The Booking Agent’s Role in Modern Live Music
There’s a common misconception that peer-to-peer platforms are trying to kill the booking agent. They’re not. Good booking agents provide enormous value — relationships, negotiation skills, industry knowledge, and access to opportunities that an artist couldn’t get alone.
What’s changing is the expectation that every artist needs an agent to get booked. At the grassroots and mid-tier level, that was never realistic anyway.
What Agents Actually Do
A good booking agent:
- Opens doors — they have relationships with venues and promoters that take years to build.
- Negotiates — they know the market rates, they know what a venue can afford, and they get their artists fair deals.
- Handles logistics — contracts, riders, technical requirements, scheduling — the admin that artists shouldn’t have to think about.
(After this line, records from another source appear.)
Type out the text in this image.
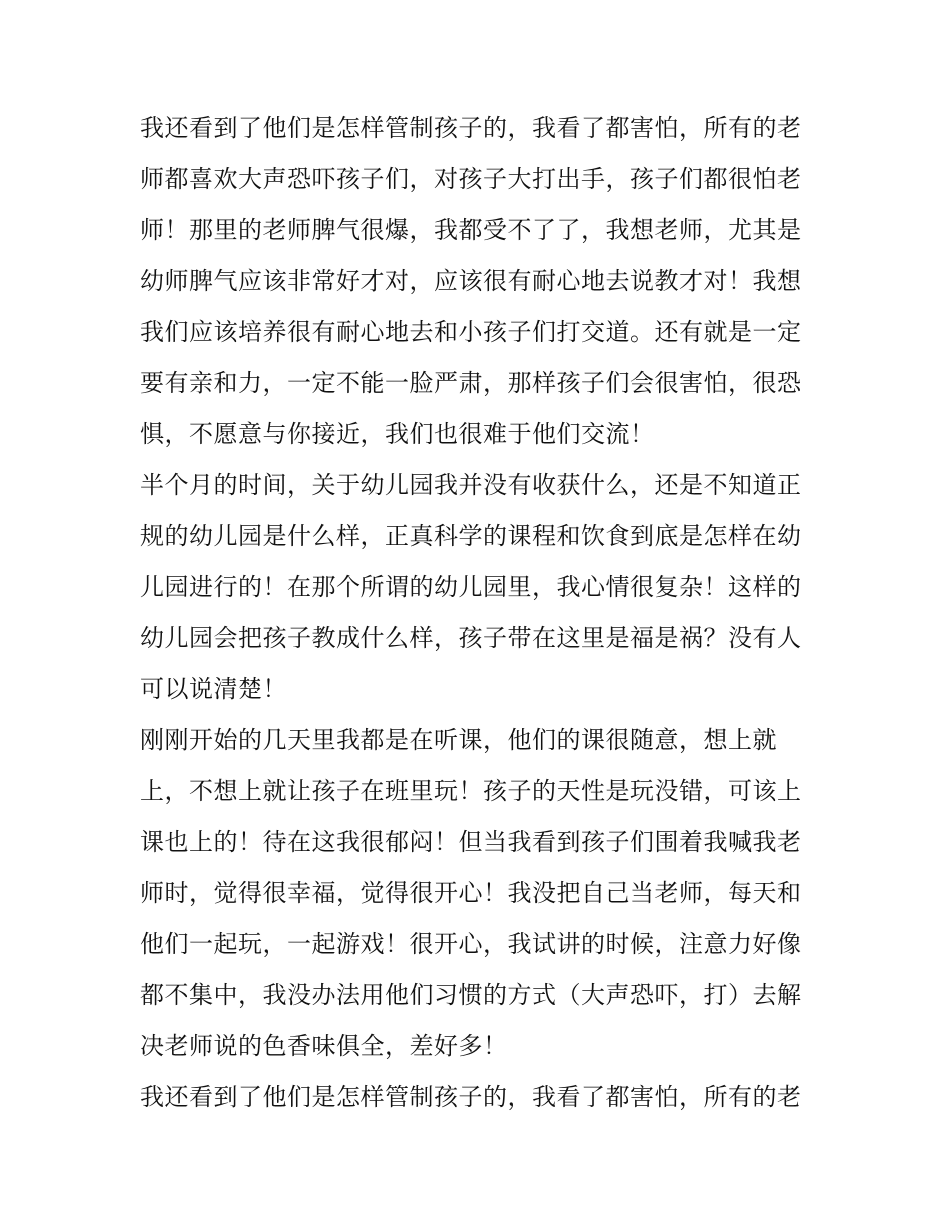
我还看到了他们是怎样管制孩子的，我看了都害怕，所有的老
师都喜欢大声恐吓孩子们，对孩子大打出手，孩子们都很怕老
师！那里的老师脾气很爆，我都受不了了，我想老师，尤其是
幼师脾气应该非常好才对，应该很有耐心地去说教才对！我想
我们应该培养很有耐心地去和小孩子们打交道。还有就是一定
要有亲和力，一定不能一脸严肃，那样孩子们会很害怕，很恐
惧，不愿意与你接近，我们也很难于他们交流！
半个月的时间，关于幼儿园我并没有收获什么，还是不知道正
规的幼儿园是什么样，正真科学的课程和饮食到底是怎样在幼
儿园进行的！在那个所谓的幼儿园里，我心情很复杂！这样的
幼儿园会把孩子教成什么样，孩子带在这里是福是祸？没有人
可以说清楚！
刚刚开始的几天里我都是在听课，他们的课很随意，想上就
上，不想上就让孩子在班里玩！孩子的天性是玩没错，可该上
课也上的！待在这我很郁闷！但当我看到孩子们围着我喊我老
师时，觉得很幸福，觉得很开心！我没把自己当老师，每天和
他们一起玩，一起游戏！很开心，我试讲的时候，注意力好像
都不集中，我没办法用他们习惯的方式（大声恐吓，打）去解
决老师说的色香味俱全，差好多！
我还看到了他们是怎样管制孩子的，我看了都害怕，所有的老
- Provides strategy — which gigs to take, which to pass on, how to build a touring schedule that makes geographic and financial sense.
None of that is going away. In fact, at the higher levels of the industry, agents are more important than ever.
Where the Gap Is
The gap is at the grassroots level. There are thousands of talented artists in the UK who will never have an agent — not because they’re not good enough, but because the economics don’t work. An agent earning 10–15% commission on a £200 pub gig is making £20–30. That’s not a viable business model.
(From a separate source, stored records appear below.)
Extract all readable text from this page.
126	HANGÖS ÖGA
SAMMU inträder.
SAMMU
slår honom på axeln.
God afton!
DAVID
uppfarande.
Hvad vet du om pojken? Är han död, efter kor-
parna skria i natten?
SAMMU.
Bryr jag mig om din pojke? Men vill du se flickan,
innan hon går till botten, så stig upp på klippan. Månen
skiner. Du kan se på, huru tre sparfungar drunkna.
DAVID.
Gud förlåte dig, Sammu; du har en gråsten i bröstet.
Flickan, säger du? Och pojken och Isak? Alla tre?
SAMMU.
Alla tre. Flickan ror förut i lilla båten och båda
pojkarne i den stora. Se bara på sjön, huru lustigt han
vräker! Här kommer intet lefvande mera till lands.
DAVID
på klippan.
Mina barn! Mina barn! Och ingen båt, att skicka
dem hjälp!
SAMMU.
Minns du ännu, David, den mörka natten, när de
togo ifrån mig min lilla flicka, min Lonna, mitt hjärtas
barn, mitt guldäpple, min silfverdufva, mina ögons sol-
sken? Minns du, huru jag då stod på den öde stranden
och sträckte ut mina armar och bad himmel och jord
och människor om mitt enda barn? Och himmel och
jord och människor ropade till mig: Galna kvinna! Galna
So these artists are left to fend for themselves. And "fending for yourself" in the traditional model means cold-emailing venues, building a network from scratch, and handling all the admin alone.
Peer-to-peer platforms fill this gap. They give unrepresented artists the tools that agents provide to signed artists: visibility, booking infrastructure, contracts, and payments.
Agents on Platforms
On GigXchange, booking agents are a first-class user type. They can:
- Manage their roster on the platform
- Handle bookings and negotiations on behalf of their artists
- Access the same search and discovery tools as everyone else
- Use the platform’s contracts and payment infrastructure
The platform doesn’t replace what agents do. It gives them better tools to do it — and it provides an alternative for the artists who don’t have representation.
The New Model
The future isn’t "agents vs. platforms." It’s both. Agents handle the high-touch, high-value bookings where relationships and negotiation matter most. Platforms handle the discovery, admin, and infrastructure that make the whole ecosystem more efficient.
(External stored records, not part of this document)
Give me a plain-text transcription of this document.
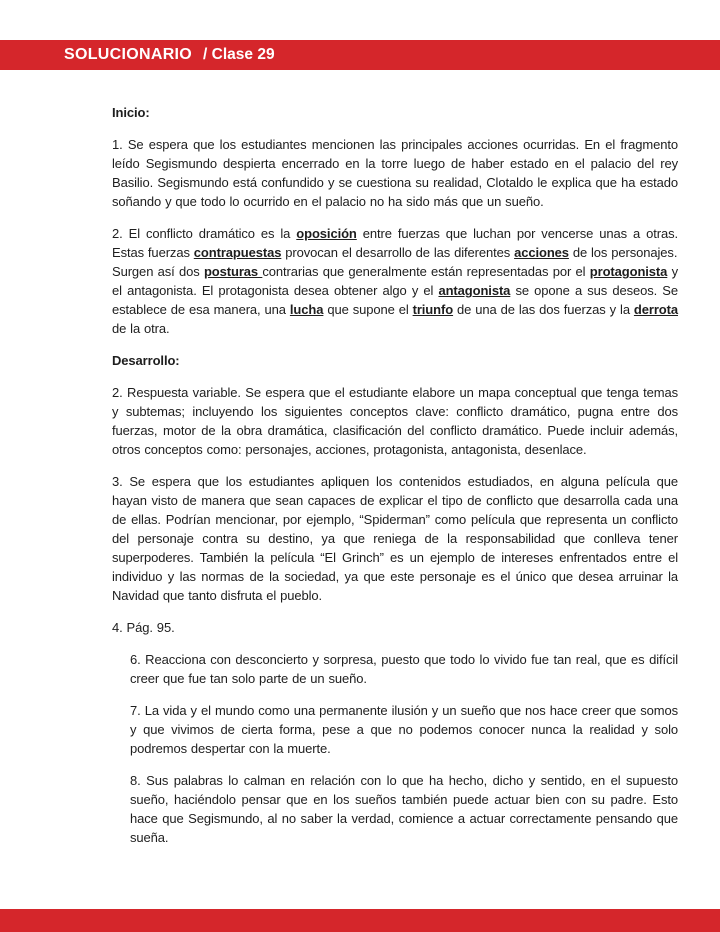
SOLUCIONARIO / Clase 29

Inicio:

1. Se espera que los estudiantes mencionen las principales acciones ocurridas. En el fragmento leído Segismundo despierta encerrado en la torre luego de haber estado en el palacio del rey Basilio. Segismundo está confundido y se cuestiona su realidad, Clotaldo le explica que ha estado soñando y que todo lo ocurrido en el palacio no ha sido más que un sueño.

2. El conflicto dramático es la oposición entre fuerzas que luchan por vencerse unas a otras. Estas fuerzas contrapuestas provocan el desarrollo de las diferentes acciones de los personajes.
Surgen así dos posturas contrarias que generalmente están representadas por el protagonista y el antagonista. El protagonista desea obtener algo y el antagonista se opone a sus deseos. Se establece de esa manera, una lucha que supone el triunfo de una de las dos fuerzas y la derrota de la otra.

Desarrollo:

2. Respuesta variable. Se espera que el estudiante elabore un mapa conceptual que tenga temas y subtemas; incluyendo los siguientes conceptos clave: conflicto dramático, pugna entre dos fuerzas, motor de la obra dramática, clasificación del conflicto dramático. Puede incluir además, otros conceptos como: personajes, acciones, protagonista, antagonista, desenlace.

3. Se espera que los estudiantes apliquen los contenidos estudiados, en alguna película que hayan visto de manera que sean capaces de explicar el tipo de conflicto que desarrolla cada una de ellas. Podrían mencionar, por ejemplo, “Spiderman” como película que representa un conflicto del personaje contra su destino, ya que reniega de la responsabilidad que conlleva tener superpoderes. También la película “El Grinch” es un ejemplo de intereses enfrentados entre el individuo y las normas de la sociedad, ya que este personaje es el único que desea arruinar la Navidad que tanto disfruta el pueblo.

4. Pág. 95.

6. Reacciona con desconcierto y sorpresa, puesto que todo lo vivido fue tan real, que es difícil creer que fue tan solo parte de un sueño.

7. La vida y el mundo como una permanente ilusión y un sueño que nos hace creer que somos y que vivimos de cierta forma, pese a que no podemos conocer nunca la realidad y solo podremos despertar con la muerte.

8. Sus palabras lo calman en relación con lo que ha hecho, dicho y sentido, en el supuesto sueño, haciéndolo pensar que en los sueños también puede actuar bien con su padre. Esto hace que Segismundo, al no saber la verdad, comience a actuar correctamente pensando que sueña.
An artist might find their first 50 gigs through a platform, build a reputation, and then attract an agent who takes them to the next level. The platform was the launchpad, not the replacement.
The best booking agents will thrive in this new model. They’ll use platforms as an additional channel, not a competitor. And the artists they represent will benefit from both the agent’s relationships and the platform’s infrastructure.